If you still see no change in the status LED you probably have a missing or corrupted bootloader.

This can be corrected using a JTAG/SWD programmer if you have one.

On Gen 2 (STM32) devices with a blue LED like the Photon 1 and Electron, the blue D7 LED will be on dimly if the bootloader is missing.

Network reset (fast blinking blue)

To erase the stored network settings on your device, hold the MODE button blinks dark blue, then continue to hold it down for about ten seconds longer, until the RGB LED blinks blue rapidly, then release.

  • For the M-SoM it will clear the Wi-Fi settings and cellular APN.
  • For the P2, Photon 2, and Argon, it will clear the Wi-Fi credentials.
  • For the P1 and Photon 1, it will clear the Wi-Fi credentials but not the antenna selection.
  • For the Boron, it will clear the cellular APN and SIM selection.
  • For Ethernet, it will clear the using Ethernet flag.

Factory reset

This mode is almost never useful, for the following reasons:

  • The M-SoM, P2, and Photon 2, P1, and Photon 1 do not support this feature.
  • Gen 3 (Argon, Boron) devices do not have a factory user firmware backup image installed.
  • Even when present, it will only provide a user firmware image, not a full Device OS install, so it doesn't really factory reset anything.

To factory reset, hold down the MODE button and tap RESET. The status LED will blink:

  • Hold down the MODE button
  • Tap the RESET button while continuing to hold down the MODE button
  • When the status LED blinks magenta, continue to hold down the MODE button
  • When the status LED blinks yellow, continue to hold down the MODE button
  • When the status LED blinks white, release the MODE button.

This will:

  • Restore the factory backup user firmware (if present)
  • Clear mesh credentials (1.5.2 and earlier)
  • Boron: Clear any saved APN and default to internal SIM
  • Argon: Clear Wi-Fi credentials
  • Ethernet: Clear the using Ethernet flag
  • Clear the setup complete flag, to force setup mode again

Tracker SoM mode

The Tracker SoM and Tracker One status LED can be configured in several different ways. This section describes the Tracker LED mode. It can be configured to use the standard Particle LED scheme (blinking green, blinking cyan, breathing cyan), or can be completely customized in the Device Fleet Settings. The Tracker SoM Evaluation Board defaults to the Particle color scheme.
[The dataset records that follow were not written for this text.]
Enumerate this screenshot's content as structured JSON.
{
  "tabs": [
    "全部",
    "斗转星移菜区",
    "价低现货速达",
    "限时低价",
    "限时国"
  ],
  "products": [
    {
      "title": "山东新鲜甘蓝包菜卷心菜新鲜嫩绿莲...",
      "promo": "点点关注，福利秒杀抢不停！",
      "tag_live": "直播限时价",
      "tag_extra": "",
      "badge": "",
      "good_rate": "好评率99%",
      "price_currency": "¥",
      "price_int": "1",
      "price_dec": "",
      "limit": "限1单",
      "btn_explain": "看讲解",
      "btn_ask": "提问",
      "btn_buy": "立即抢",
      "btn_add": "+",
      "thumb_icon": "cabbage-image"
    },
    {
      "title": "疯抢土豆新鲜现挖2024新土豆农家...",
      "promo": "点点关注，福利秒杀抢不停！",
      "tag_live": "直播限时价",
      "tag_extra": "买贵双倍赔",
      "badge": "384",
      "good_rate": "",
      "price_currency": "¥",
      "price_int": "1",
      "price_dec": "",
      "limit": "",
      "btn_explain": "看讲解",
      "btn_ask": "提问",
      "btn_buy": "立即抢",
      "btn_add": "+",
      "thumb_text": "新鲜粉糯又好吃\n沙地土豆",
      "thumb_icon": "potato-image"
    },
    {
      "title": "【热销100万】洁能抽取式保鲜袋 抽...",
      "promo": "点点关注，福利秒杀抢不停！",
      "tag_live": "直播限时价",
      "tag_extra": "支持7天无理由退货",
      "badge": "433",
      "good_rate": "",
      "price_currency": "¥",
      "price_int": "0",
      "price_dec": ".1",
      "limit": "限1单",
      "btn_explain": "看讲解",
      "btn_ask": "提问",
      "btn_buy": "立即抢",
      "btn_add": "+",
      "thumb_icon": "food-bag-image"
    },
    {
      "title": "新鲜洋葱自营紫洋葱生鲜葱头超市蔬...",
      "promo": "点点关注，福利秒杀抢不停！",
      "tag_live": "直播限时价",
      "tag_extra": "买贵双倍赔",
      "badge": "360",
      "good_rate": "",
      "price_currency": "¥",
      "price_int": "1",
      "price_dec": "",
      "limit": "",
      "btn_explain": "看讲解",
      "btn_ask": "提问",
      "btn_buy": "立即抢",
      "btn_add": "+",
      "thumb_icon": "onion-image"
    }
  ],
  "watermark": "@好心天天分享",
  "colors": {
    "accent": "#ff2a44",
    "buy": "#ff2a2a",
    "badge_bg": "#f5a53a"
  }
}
The standard LED patterns for Tracker One devices are:

Connecting to cellular - Tracker

The Tracker will fast breathe red while connecting to cellular.

Connecting to the cloud - Tracker

While trying to connect to the cloud, the Tracker shows the relative signal strength as breathing yellow (weaker cellular signal):

Or breathing green (stronger cellular signal):

Connected to cellular - Tracker

The Tracker shows the relative signal strength as solid yellow (weaker cellular signal):

Or solid green (stronger cellular signal):

Solid yellow or solid green indicates normal operation on the Tracker.